Determine the scalar product of the functions \(f(x)=\cos (2 n \pi x / L)\) and \(g(x)=\cos (2 p \pi x / L)\) on the domain \(0 \leq x \leq L\), where \(n \neq p\) are positive integers greater than zero.

To calculate the product, simply multiply both functions: \( f(x)g(x)=\cos(2 n \pi x / L)\cos(2 p \pi x / L)\)

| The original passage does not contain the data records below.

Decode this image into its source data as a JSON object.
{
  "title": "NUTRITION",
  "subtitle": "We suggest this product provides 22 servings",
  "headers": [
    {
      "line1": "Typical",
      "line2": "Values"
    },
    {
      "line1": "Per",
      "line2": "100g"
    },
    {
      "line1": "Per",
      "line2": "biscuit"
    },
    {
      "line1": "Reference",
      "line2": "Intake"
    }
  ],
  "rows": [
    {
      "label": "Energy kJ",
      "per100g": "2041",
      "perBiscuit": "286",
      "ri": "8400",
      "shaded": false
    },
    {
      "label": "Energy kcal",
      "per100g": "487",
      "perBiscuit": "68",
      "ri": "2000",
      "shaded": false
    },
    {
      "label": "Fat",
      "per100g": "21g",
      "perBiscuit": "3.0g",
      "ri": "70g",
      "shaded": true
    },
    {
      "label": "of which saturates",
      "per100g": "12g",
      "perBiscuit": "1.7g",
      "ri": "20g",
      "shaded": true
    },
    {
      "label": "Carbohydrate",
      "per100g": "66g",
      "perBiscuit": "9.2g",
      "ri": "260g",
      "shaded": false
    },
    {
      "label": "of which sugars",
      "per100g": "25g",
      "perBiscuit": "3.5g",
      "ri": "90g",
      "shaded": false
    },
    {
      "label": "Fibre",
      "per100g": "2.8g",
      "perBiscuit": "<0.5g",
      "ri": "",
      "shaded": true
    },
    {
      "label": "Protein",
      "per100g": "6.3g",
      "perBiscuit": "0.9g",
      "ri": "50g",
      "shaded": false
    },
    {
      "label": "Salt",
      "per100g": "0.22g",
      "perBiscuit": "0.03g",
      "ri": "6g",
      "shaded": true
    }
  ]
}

Now we need to integrate this product on the interval \(0\leq x\leq L\). We will use the trigonometric identity: \(\cos(a) \cos(b)=\frac{1}{2}\left[\cos(a-b)+\cos(a+b)\right]\) Applying this identity to the product \(f(x)g(x)\) with \(a=2n\pi x/L\) and \(b=2p\pi x/L\), we get: \( f(x)g(x) = \frac{1}{2}\left[\cos\left(\frac{2(n-p)\pi x}{L}\right) + \cos\left(\frac{2(n+p)\pi x}{L}\right)\right]\) Now we will integrate the product over the domain \(0\leq x\leq L\): \(\int_0^L f(x)g(x)dx = \frac{1}{2}\int_0^L \left[\cos\left(\frac{2(n-p)\pi x}{L}\right) + \cos\left(\frac{2(n+p)\pi x}{L}\right)\right]dx\) Integration of both cosine terms, we get: \(= \frac{1}{2}\left[\frac{L}{2(n-p)\pi}\sin\left(\frac{2(n-p)\pi x}{L}\right) + \frac{L}{2(n+p)\pi}\sin\left(\frac{2(n+p)\pi x}{L}\right)\right] \bigg|_0^L\) We can now evaluate the expression at the limits: \(= \frac{1}{2}\left[\frac{L}{2(n-p)\pi}\sin\left(\frac{2(n-p)\pi L}{L}\right) + \frac{L}{2(n+p)\pi}\sin\left(\frac{2(n+p)\pi L}{L}\right) - \left(\frac{L}{2(n-p)\pi}\sin\left(\frac{2(n-p)\pi (0)}{L}\right) + \frac{L}{2(n+p)\pi}\sin\left(\frac{2(n+p)\pi (0)}{L}\right)\right)\right]\) Notice that all sine terms with integer multiples of \(\pi\) are zero. Therefore: \(\int_0^L f(x)g(x)dx = 0\) So, the scalar product of the given functions \(f(x)\) and \(g(x)\) on the domain \(0\leq x\leq L\) is \(\boxed{0}\).